I am a cat person, and cats can tell one from a distance I think…
J R in WV
@SiubhanDuinne:
Our first cat was black, and after a bit, she would perch on top of the fridge every morning, and whoever went in early to make that first pot of coffee would get their head batted harmlessly, and then she would plunge down behind the fridge.
She prowled around my folks’ kitchen, they had wall mounted cabinets, she loved to haunt up there near the knotty pine ceilings. Could walk along the top of a doorway frame…
Really, I don’t recall a cat that we didn’t get along with, out of maybe 30 that have passed our way over the last 48 years or so.
Geminid
@StringOnAStick: I know you live in a different climate than Virginia, but here grass seed is best planted in September. Maybe you can score some of the right seed by then. September may be too late to plant where you are, but August might work.
Annual rye grass seed could be of some use now. As long as it is cut before it heads out, it won’t persist. Planted thinly, annual rygrass might serve as a nursecrop for the right seed when you obtain some. Not to be confused with the grain rye, annual ryegrass is often mixed with perennial grass seed here in Virgina. It sprouts in 5 days, and is used to help hold the soil until slower sprouting perennial grasses get going.

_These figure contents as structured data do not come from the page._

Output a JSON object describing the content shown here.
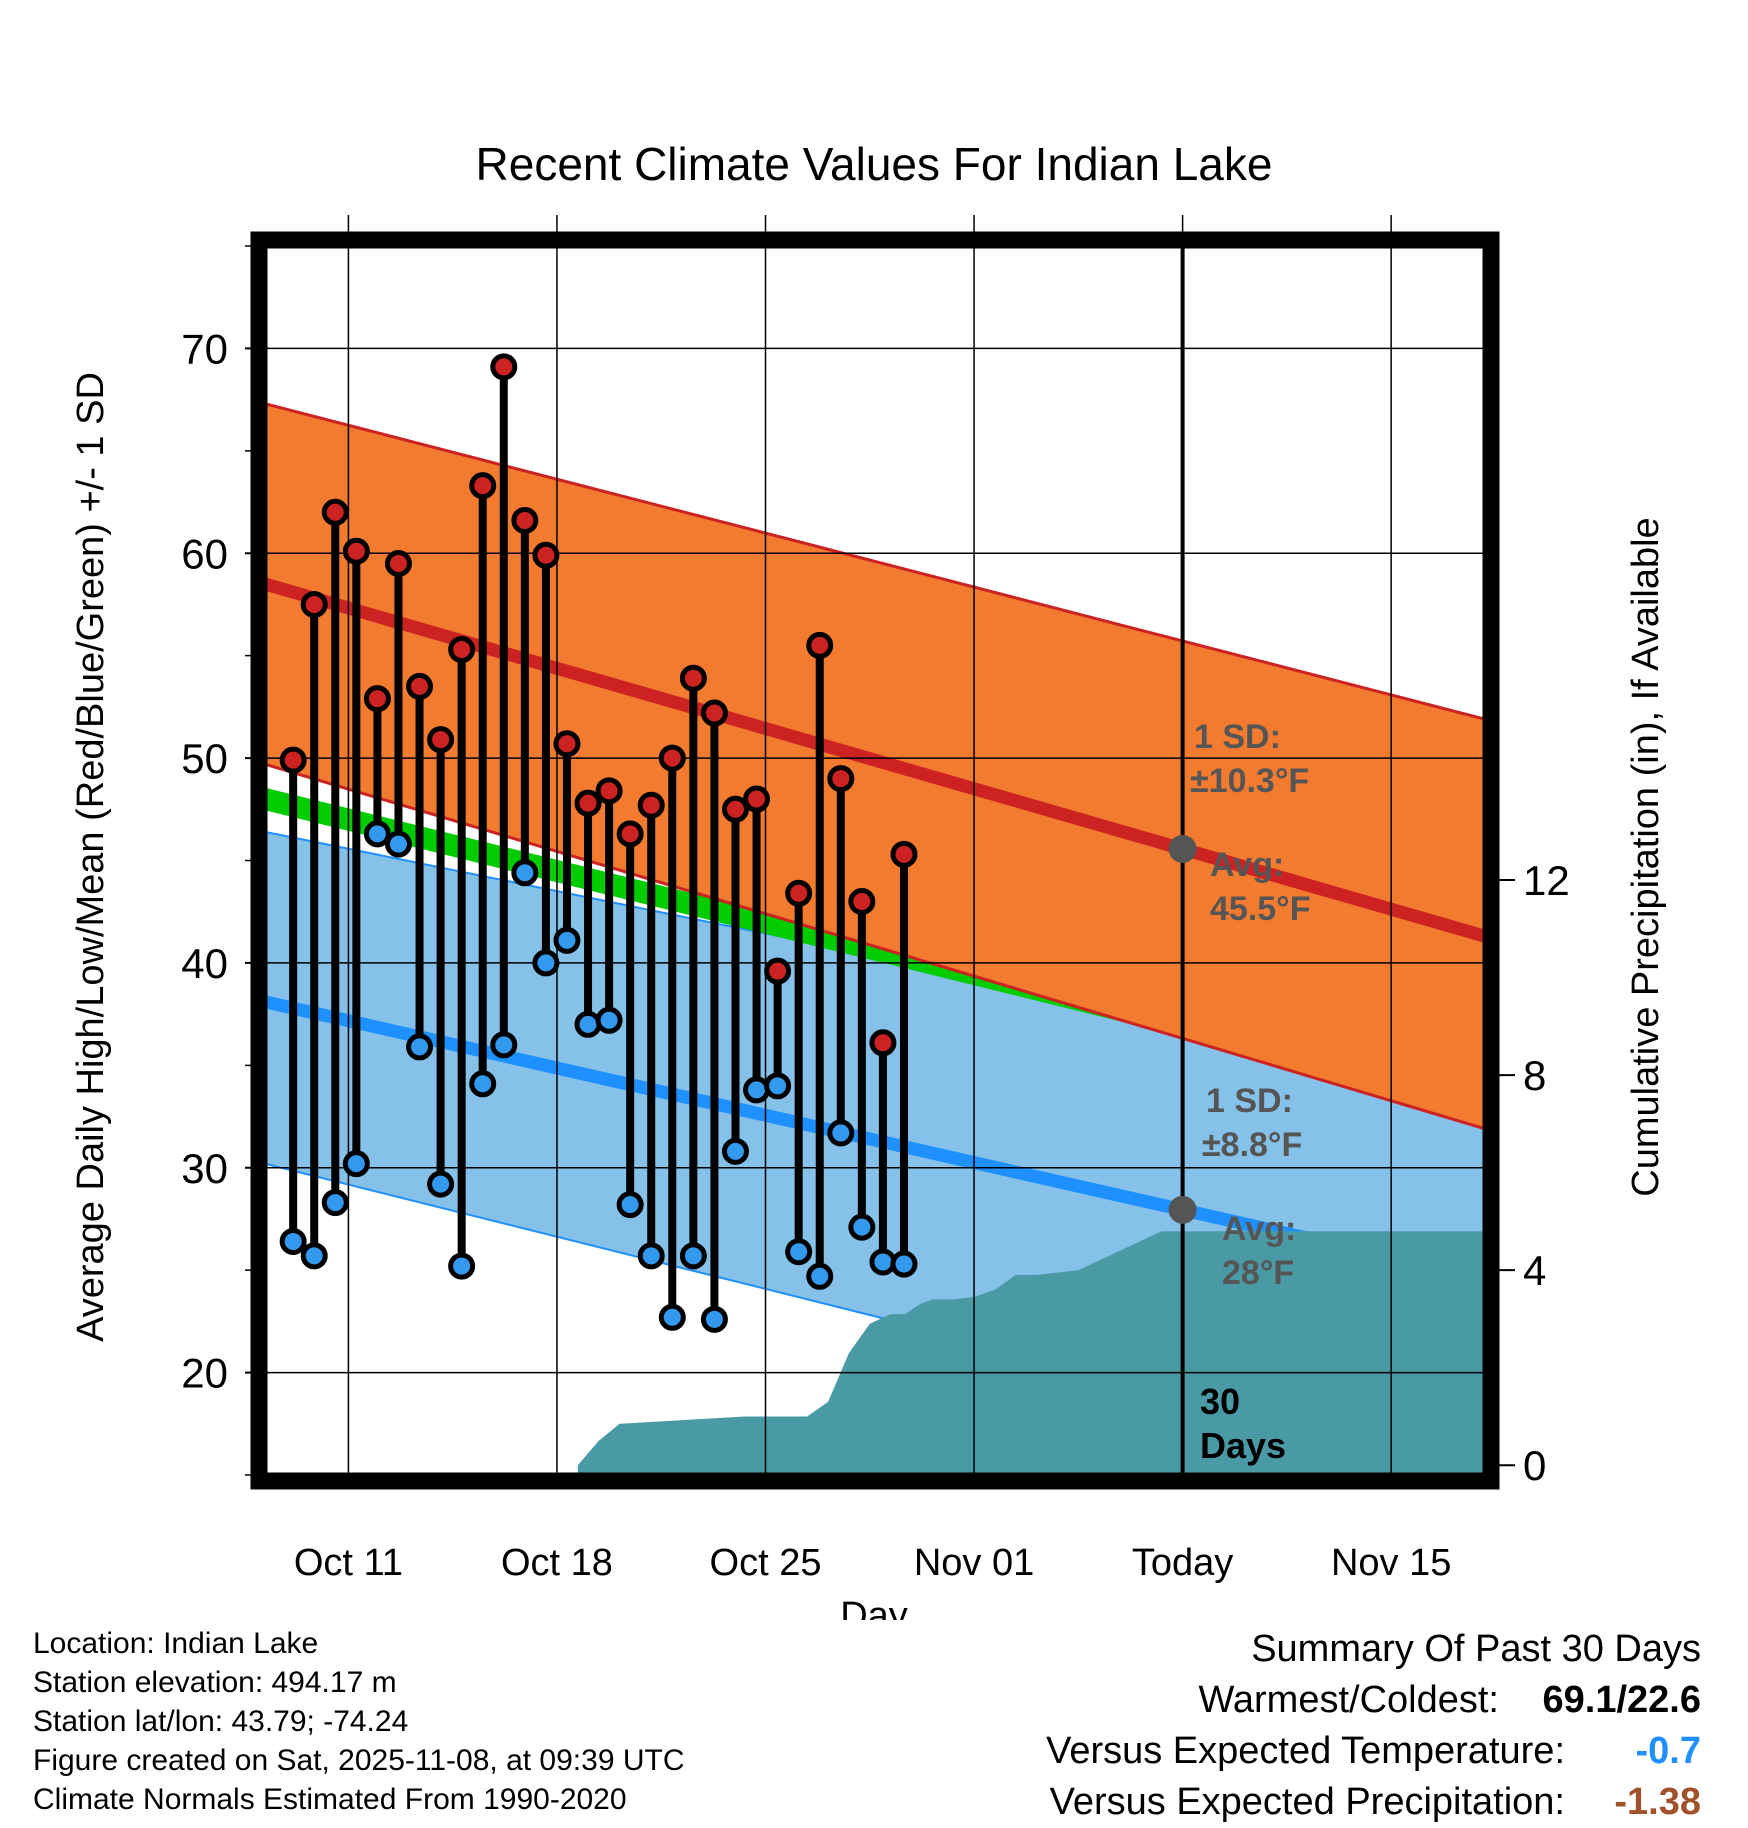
{
  "chart_data": {
    "type": "line",
    "title": "Recent Climate Values For Indian Lake",
    "xlabel": "Day",
    "ylabel": "Average Daily High/Low/Mean (Red/Blue/Green) +/- 1 SD",
    "y2label": "Cumulative Precipitation (in), If Available",
    "ylim": [
      15,
      75
    ],
    "y2lim": [
      -0.2,
      25
    ],
    "xlim": [
      -1,
      57.5
    ],
    "y_ticks": [
      "20",
      "30",
      "40",
      "50",
      "60",
      "70"
    ],
    "y2_ticks": [
      "0",
      "4",
      "8",
      "12"
    ],
    "x_ticks": [
      {
        "day": 3,
        "label": "Oct 11"
      },
      {
        "day": 13,
        "label": "Oct 18"
      },
      {
        "day": 23,
        "label": "Oct 25"
      },
      {
        "day": 33,
        "label": "Nov 01"
      },
      {
        "day": 43,
        "label": "Today"
      },
      {
        "day": 53,
        "label": "Nov 15"
      }
    ],
    "normals": {
      "high_avg": [
        58.5,
        41.3
      ],
      "high_sd": [
        67.3,
        51.9
      ],
      "high_minus_sd": [
        49.7,
        31.9
      ],
      "low_avg": [
        38.1,
        24.6
      ],
      "low_plus_sd": [
        46.4,
        34.3
      ],
      "low_minus_sd": [
        30.2,
        15.3
      ],
      "mean": [
        48.0,
        33.3
      ]
    },
    "series": [
      {
        "name": "Daily High",
        "color": "#cc2222",
        "values": [
          49.9,
          57.5,
          62.0,
          60.1,
          52.9,
          59.5,
          53.5,
          50.9,
          55.3,
          63.3,
          69.1,
          61.6,
          59.9,
          50.7,
          47.8,
          48.4,
          46.3,
          47.7,
          50.0,
          53.9,
          52.2,
          47.5,
          48.0,
          39.6,
          43.4,
          55.5,
          49.0,
          43.0,
          36.1,
          45.3
        ]
      },
      {
        "name": "Daily Low",
        "color": "#3399ee",
        "values": [
          26.4,
          25.7,
          28.3,
          30.2,
          46.3,
          45.8,
          35.9,
          29.2,
          25.2,
          34.1,
          36.0,
          44.4,
          40.0,
          41.1,
          37.0,
          37.2,
          28.2,
          25.7,
          22.7,
          25.7,
          22.6,
          30.8,
          33.8,
          34.0,
          25.9,
          24.7,
          31.7,
          27.1,
          25.4,
          25.3
        ]
      }
    ],
    "precipitation": {
      "name": "Cumulative Precipitation",
      "color": "#4a9aa5",
      "days": [
        14,
        15,
        16,
        18,
        22,
        25,
        26,
        27,
        28,
        29,
        29.7,
        30.4,
        31,
        32,
        33,
        34,
        35,
        36,
        38,
        39,
        40,
        41,
        42,
        43,
        57.5
      ],
      "values": [
        0,
        0.5,
        0.85,
        0.9,
        1.0,
        1.0,
        1.3,
        2.3,
        2.9,
        3.1,
        3.1,
        3.3,
        3.4,
        3.4,
        3.45,
        3.6,
        3.9,
        3.9,
        4.0,
        4.2,
        4.4,
        4.6,
        4.8,
        4.8,
        4.8
      ]
    },
    "annotations": {
      "high_sd": "1 SD:",
      "high_sd_value": "±10.3°F",
      "high_avg": "Avg:",
      "high_avg_value": "45.5°F",
      "low_sd": "1 SD:",
      "low_sd_value": "±8.8°F",
      "low_avg": "Avg:",
      "low_avg_value": "28°F",
      "period_line1": "30",
      "period_line2": "Days"
    },
    "colors": {
      "high_band": "#f27b30",
      "high_line": "#cc2222",
      "low_band": "#85c1e9",
      "low_line": "#1e90ff",
      "mean_band": "#00cc00",
      "precip": "#4a9aa5",
      "marker_grey": "#555555"
    }
  },
  "info": {
    "location": "Location: Indian Lake",
    "elevation": "Station elevation: 494.17 m",
    "latlon": "Station lat/lon: 43.79; -74.24",
    "created": "Figure created on Sat, 2025-11-08, at 09:39 UTC",
    "normals": "Climate Normals Estimated From 1990-2020"
  },
  "summary": {
    "title": "Summary Of Past 30 Days",
    "warm_cold_label": "Warmest/Coldest:",
    "warm_cold_value": "69.1/22.6",
    "temp_label": "Versus Expected Temperature:",
    "temp_value": "-0.7",
    "temp_color": "#1e90ff",
    "precip_label": "Versus Expected Precipitation:",
    "precip_value": "-1.38",
    "precip_color": "#a0522d"
  }
}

Congratulations on so much bed building progress! Landscape construction can be very good work if you don’t do too much at once.
Matt McIrvin
One non-stigmatizing but cute thing I have been wondering about is whether black cats are more likely to make trilling noises, “mrrp”. Ours does this all the time and I have, purely anecdotally, noticed that black cats on YouTube seem unusually fond of trilling. (Shorty of ShoKo and OwlKitty being two YouTube-famous examples.)
Ed
@StringOnAStick: There’s an old saying – don’t take down a fence until you know what it was put up for. If they put the fence below grade they might have been purposely keeping something out ( rabbits, perhaps ?) It’s worth thinking about. You can always put something that doesn’t rot at and below grade. Anyway – good luck with your toil.